For the longest time, I've been bothered by the thin 1-pixel horizontal grey line Firefox inserts between the browser toolbars and the HTML content area (latest version and just about every version since 4, if I recall correctly), so I've recently begun digging into the browser.xul
chrome file and tried to hide it using userChrome.css
. However, I've been unable to properly locate it or modify it. It seems to not completely obey the rules of CSS styling, as if (I guess) it were hardcoded somewhere in the browser and not a part of the customizable layout.
Here is a screenshot showing the line during standard operation (note: I'm using the 'Black Mosaic' appearance here for clarity, but the line is present with any appearance including the default, and is not a part of the current page HTML).
Now here is the appearance using the following CSS in userChrome.css
:
toolbox#navigator-toolbox {
border: 2px solid red !important;
padding: 12px !important;
}
toolbox#navigator-toolbox > * {
border: 1px dashed #b0d0f0 !important;
margin: 4px;
}
The grey line responds to the 12-pixel padding of #navigator-toolbox
, but it does not get its own border as a child element of #navigator-toolbox
. If I attempt to hide all child elements like so, I get the following result:
toolbox#navigator-toolbox {
border: 2px solid red !important;
padding: 12px !important;
}
toolbox#navigator-toolbox > * {
display: none !important;
}
I've also tried checking whether it's the background color or border color of other elements involved near the toolbars, and I've tried styling all <hr>
elements as well (it doesn't appear to be one of those either). Am I doing something completely wrong and investigating down the wrong alleys here, or is this a bug/known strange behavior of Firefox?
That's a tricky question, even with DOM Inspector I had trouble figuring out where this line comes from. However, if I changed the ID of the toolbox element to something different and added style="-moz-appearance: none"

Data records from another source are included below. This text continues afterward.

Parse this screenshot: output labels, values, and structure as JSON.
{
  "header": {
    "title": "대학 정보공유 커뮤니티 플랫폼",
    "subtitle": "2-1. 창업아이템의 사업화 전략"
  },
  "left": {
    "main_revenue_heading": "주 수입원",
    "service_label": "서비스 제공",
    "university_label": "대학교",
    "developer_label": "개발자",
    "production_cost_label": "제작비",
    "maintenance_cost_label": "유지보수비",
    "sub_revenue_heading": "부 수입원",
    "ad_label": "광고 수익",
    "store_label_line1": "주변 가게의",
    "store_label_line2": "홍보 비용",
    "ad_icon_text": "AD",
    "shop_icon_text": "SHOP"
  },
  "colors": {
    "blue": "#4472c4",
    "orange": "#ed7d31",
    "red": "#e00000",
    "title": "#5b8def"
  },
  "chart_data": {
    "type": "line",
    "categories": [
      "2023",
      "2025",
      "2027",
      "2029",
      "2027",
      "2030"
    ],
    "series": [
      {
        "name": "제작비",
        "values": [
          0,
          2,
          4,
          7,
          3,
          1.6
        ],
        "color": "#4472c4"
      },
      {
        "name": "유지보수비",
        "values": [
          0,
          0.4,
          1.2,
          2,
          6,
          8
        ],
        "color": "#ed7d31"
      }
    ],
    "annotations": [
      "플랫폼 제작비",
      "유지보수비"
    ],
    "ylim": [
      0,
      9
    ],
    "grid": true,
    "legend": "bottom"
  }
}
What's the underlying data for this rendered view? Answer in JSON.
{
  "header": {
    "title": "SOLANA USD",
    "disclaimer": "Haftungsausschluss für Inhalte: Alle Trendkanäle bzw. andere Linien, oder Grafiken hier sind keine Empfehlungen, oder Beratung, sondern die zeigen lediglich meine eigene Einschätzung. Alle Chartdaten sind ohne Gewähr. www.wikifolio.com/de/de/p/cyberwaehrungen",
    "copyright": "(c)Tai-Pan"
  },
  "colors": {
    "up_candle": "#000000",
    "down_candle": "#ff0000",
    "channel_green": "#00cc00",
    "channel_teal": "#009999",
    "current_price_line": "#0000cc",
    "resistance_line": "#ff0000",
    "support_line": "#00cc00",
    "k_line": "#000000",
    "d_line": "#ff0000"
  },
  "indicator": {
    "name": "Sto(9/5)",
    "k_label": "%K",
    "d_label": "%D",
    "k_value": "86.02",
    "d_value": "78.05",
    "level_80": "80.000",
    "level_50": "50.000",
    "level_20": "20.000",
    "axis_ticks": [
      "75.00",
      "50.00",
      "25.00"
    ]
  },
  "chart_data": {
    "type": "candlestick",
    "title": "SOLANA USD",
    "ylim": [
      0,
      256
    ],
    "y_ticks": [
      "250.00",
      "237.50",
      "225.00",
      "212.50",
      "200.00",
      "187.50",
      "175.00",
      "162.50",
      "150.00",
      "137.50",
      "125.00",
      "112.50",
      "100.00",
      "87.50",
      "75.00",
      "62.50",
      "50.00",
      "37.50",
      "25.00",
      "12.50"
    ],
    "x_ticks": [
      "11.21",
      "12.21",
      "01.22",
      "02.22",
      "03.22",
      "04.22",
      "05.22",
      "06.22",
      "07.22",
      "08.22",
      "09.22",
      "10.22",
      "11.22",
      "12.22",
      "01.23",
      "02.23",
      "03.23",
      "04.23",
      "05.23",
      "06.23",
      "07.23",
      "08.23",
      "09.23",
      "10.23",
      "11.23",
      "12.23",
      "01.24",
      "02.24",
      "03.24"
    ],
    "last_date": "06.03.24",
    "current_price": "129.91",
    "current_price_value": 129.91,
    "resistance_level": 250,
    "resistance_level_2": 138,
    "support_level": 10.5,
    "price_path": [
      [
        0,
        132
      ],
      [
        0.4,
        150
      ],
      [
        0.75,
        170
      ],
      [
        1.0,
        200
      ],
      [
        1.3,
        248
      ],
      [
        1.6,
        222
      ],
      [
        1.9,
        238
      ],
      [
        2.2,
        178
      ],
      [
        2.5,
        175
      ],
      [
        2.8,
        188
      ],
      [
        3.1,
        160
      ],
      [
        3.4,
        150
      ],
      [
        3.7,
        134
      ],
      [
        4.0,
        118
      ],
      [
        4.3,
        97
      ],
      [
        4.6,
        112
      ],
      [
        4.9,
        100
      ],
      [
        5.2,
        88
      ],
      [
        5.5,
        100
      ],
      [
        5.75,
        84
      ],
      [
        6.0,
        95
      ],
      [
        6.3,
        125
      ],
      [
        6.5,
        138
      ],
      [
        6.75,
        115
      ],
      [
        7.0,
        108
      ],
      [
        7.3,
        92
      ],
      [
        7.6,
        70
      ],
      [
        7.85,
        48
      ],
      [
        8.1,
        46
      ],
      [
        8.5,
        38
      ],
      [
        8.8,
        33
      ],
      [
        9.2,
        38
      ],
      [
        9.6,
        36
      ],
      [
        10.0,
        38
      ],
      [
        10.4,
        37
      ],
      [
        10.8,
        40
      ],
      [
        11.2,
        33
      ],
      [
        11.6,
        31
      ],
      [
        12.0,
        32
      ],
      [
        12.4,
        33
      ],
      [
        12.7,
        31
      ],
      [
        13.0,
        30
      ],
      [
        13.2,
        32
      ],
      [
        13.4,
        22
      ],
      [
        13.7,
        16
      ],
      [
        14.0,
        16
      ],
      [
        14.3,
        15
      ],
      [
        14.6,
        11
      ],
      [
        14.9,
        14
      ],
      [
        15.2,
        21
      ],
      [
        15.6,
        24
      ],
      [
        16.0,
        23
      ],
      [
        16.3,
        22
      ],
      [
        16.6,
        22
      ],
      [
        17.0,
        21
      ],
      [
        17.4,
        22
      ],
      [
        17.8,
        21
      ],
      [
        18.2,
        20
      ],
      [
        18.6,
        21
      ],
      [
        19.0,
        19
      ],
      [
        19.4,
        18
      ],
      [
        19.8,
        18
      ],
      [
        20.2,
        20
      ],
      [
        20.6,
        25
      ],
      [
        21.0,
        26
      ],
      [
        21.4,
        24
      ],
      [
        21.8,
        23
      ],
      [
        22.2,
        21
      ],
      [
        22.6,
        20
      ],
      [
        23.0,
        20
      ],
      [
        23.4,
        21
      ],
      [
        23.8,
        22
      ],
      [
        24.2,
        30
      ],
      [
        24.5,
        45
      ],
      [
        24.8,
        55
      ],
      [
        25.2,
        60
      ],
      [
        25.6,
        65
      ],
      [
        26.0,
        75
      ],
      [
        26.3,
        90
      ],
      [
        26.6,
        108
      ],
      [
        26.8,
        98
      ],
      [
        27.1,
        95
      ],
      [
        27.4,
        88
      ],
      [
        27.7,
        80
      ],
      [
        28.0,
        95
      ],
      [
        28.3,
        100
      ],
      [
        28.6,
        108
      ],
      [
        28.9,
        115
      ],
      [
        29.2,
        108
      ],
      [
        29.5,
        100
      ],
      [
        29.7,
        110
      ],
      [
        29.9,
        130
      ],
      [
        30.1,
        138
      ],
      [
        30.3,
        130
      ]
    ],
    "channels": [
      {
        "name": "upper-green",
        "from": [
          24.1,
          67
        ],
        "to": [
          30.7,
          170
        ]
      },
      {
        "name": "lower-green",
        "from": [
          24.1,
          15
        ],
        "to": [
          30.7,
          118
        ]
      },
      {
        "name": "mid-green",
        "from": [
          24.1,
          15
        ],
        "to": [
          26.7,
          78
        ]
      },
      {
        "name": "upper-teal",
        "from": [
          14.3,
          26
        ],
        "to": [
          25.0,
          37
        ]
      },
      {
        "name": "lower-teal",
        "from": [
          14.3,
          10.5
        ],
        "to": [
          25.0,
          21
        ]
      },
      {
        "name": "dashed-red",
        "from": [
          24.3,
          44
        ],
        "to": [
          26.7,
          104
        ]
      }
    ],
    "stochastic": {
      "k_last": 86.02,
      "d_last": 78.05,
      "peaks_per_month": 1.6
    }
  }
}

(this style is usually applied to the navigator toolbox) the line disappeared - so it must be some style applying to #navigator-toolbox
. I then looked at browser.css
directly and immediately found the source of the problem:
#navigator-toolbox::after {
content: "";
display: -moz-box;
-moz-box-ordinal-group: 101; /* tabs toolbar is 100 */
height: 1px;
background-color: ThreeDShadow;
}
So - yes, this isn't a child of the toolbox, it is a pseudo-element (and as such not visible in DOM Inspector). A user style like this should remove the line:
#navigator-toolbox::after {
display: none !important;
}
The default theme already applies this style if "Tabs on Top" is switched off.